I brigantini erano usati come piccole navi da guerra che portavano da 10 a 18 cannoni. Grazie alla loro velocità e manovrabilità erano popolari tra i
pirati (anche se erano rari tra i pirati americani e caraibici). Il loro uso risale a prima del XVII secolo. Tuttavia uno dei periodi più famosi per il brigantino fu durante il
XIX secolo quando furono coinvolti in famose battaglie navali come la battaglia del lago Erie. All'inizio del XIX secolo il brigantino era una nave da carico standard. Era visto come "veloce e ben navigante", ma richiedeva un grande equipaggio per gestire il suo sartiame.

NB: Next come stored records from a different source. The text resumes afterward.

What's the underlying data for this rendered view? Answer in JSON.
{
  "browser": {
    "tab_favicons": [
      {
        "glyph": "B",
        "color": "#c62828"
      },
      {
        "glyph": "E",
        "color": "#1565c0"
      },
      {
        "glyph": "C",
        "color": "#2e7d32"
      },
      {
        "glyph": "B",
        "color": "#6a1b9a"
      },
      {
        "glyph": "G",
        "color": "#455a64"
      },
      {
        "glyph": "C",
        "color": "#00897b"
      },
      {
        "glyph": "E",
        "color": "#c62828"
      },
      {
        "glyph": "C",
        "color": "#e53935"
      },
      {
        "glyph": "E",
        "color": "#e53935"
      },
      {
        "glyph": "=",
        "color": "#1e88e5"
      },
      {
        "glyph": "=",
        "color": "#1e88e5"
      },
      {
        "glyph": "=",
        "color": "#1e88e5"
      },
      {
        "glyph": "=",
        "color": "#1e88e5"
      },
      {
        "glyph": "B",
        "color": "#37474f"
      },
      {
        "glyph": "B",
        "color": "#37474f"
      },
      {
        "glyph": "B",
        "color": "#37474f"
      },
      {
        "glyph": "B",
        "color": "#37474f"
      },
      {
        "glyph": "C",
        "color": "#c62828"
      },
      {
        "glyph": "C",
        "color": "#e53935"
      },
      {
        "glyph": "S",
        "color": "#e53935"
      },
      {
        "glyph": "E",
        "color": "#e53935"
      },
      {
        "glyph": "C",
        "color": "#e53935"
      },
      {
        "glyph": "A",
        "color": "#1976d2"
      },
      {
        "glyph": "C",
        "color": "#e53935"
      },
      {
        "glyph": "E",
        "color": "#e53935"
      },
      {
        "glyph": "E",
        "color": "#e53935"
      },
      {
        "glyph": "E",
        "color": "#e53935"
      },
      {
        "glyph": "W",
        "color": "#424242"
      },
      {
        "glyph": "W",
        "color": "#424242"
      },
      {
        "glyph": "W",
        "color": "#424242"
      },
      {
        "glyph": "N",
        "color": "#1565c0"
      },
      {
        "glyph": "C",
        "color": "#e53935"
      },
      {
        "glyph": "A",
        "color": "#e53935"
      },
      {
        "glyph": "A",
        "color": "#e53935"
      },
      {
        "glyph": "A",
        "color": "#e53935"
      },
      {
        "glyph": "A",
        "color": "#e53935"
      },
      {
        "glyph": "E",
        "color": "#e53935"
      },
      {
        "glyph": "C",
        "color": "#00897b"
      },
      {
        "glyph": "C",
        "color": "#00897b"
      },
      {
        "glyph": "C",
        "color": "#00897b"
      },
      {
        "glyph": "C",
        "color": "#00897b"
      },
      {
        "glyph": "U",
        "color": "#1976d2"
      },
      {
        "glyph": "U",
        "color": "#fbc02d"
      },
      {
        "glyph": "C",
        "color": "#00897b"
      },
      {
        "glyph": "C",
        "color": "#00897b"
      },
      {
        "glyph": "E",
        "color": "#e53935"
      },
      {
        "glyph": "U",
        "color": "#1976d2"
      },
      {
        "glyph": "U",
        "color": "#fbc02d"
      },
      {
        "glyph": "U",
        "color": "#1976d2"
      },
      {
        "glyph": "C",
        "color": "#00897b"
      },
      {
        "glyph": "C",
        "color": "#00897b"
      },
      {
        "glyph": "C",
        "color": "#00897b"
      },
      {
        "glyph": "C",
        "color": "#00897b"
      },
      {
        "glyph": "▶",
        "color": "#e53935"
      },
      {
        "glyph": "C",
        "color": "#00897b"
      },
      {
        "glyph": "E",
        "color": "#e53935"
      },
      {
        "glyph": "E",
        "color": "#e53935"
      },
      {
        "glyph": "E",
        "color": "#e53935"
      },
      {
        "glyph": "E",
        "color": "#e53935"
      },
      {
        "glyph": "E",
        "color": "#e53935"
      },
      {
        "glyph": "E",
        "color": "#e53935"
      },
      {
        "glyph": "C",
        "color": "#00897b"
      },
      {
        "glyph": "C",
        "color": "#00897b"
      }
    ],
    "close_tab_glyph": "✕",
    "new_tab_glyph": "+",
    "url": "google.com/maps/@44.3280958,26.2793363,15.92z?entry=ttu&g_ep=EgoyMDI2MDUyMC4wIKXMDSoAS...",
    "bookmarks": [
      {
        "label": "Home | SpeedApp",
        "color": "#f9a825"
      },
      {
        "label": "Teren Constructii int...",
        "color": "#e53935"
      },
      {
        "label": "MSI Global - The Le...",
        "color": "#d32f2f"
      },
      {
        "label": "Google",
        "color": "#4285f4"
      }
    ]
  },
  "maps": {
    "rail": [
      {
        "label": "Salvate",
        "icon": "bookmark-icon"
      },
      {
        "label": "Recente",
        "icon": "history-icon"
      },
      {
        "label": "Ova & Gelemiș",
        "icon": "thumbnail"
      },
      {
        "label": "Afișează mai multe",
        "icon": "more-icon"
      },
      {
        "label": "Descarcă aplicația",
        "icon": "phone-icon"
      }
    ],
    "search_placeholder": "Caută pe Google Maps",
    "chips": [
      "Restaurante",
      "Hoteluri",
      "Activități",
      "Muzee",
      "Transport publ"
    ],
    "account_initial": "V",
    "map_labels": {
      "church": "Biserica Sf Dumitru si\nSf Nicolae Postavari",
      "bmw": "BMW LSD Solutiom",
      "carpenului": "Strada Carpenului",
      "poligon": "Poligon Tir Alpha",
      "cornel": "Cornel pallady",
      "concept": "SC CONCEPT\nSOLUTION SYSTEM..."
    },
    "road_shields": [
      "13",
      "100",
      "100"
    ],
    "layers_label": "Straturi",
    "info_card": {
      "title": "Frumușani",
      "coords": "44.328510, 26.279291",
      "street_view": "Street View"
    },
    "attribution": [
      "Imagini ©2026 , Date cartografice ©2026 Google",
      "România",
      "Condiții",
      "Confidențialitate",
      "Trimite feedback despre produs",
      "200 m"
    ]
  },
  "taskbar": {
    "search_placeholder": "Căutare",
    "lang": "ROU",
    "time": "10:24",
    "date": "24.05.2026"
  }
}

Sebbene i brigantini non potessero navigare nel vento con la stessa facilità delle navi armate a prua e a poppa come le golette, un abile capitano di brigantino poteva "manovrare con facilità ed eleganza; un brigantino poteva per esempio girarsi quasi sul posto". Un brigantino ad armo quadrato aveva anche il vantaggio di una nave ad armo di prua e di poppa quando viaggiava in
mare aperto. Quando le navi con attrezzatura di prua e di poppa navigavano sottovento per lunghe distanze e dove "il pericolo di una strambata improvvisa era l'incubo del capitano di una grande goletta". Questa caratteristica portò più tardi all'evoluzione della barcaccia. La necessità di grandi equipaggi in relazione alle loro piccole dimensioni portò al declino della produzione di brigantini. Furono sostituiti nel traffico commerciale da golette a vela gaff (che necessitavano di equipaggi più piccoli) e da
barche a vapore (che non avevano i problemi di prestazioni di bolina delle navi a vele quadre).
Il Telos, costruito a Bangor, nel Maine, nel 1883, fu l'ultimo brigantino ad entrare nella marina mercantile americana. Era "considerata la più bella nave della sua classe mai costruita nel Maine". È naufragata sull'isola di Aves, al largo di Bonaire nei Caraibi, nel 1900.